After a "soft launch" over the past year, the 14-person Huntington company is mounting a marketing campaign that includes TV and online commercials plus direct mail in select North Shore communities, said founder and chief executive Michael Hartofilis.
New users are assigned to a street group based on their location and encouraged to add members of their "pack" — neighbors, friends and family members — to notify if they have an emergency or feel threatened.
If users call for their pack on Amazon.com's personal assistant Alexa or Apple's Siri, for example, an alarm sounds on the device and a text, email and push notification is sent to pack members.
Hartofilis said pack members are instructed to call the person who issued the alert.
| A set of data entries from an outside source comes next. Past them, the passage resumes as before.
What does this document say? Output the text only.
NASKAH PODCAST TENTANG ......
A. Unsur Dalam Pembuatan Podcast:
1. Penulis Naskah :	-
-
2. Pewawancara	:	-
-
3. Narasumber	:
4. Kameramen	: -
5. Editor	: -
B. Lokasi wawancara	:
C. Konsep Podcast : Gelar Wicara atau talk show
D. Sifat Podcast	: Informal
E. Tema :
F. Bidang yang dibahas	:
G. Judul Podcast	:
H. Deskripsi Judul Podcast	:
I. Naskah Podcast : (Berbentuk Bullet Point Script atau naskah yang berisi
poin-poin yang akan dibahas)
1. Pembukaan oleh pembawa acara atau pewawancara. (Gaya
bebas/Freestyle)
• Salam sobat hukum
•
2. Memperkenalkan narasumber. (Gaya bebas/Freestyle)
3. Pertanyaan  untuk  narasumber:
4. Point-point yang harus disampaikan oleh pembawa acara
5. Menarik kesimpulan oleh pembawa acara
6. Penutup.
Despite commercials that show pack members converging on a home, if the emergency seems dire, pack members are instructed to call the police or other authorities.
"We don't want people running into an emergency situation," he said. The app is free, but a $5.99 per month option connects users to a live dispatcher when they summon their pack.
Users also can post notifications and pictures as with other social media platforms.
The app has about 4,500 users so far, Hartofilis said, with about 2,000 on Long Island.
Howl's map-based app, also available on Google Home, faces competitors in both security and social networking.
Life Alert offers a panic button made famous by its commercials ("Help! I've fallen and I can't get up"). The Noonlight smartphone app can integrate with dating app Tinder and offers a button that users hold down if they feel uneasy and release to summon help. San Francisco-based Nextdoor Inc., a social media company, is backed by venture capital firms at a multibillion-dollar valuation. Social media giant Facebook Inc., based in Menlo Park, California, posted revenue of $26.2 billion in the quarter ended March 31.
Still, Hartofilis sees opportunity on the social media side, competing against websites that are "too big" and carry "polarizing" content.
Facebook's algorithms, for instance, prioritize users' posts by level of engagement, tending to boost controversial topics, he said.
Facebook did not immediately respond to a request for comment.
Instead of using algorithms, Howl invites users to vote neighbors' "spam and political rants into oblivion." Users can "upvote" content they like and "downvote" content they find objectionable or irrelevant. Hartofilis said users can also flag objectionable posts.
Hartofilis said the app allows neighbors "to connect directly to people ... on a street level." Safety, he said, "is a byproduct of being connected."
For example, Hartofilis said the app could allow him to more easily check on whether a stranger wandering a neighbor's property is a burglar or a relative with dementia.
"Left to my own devices, I would otherwise call 911, confront the stranger or do nothing," he said.
To date, the company has not received external funding, Hartofilis said. In addition to getting fees from those who use the dispatcher option, plans call for eventually offering doorbell cameras that would integrate with the app.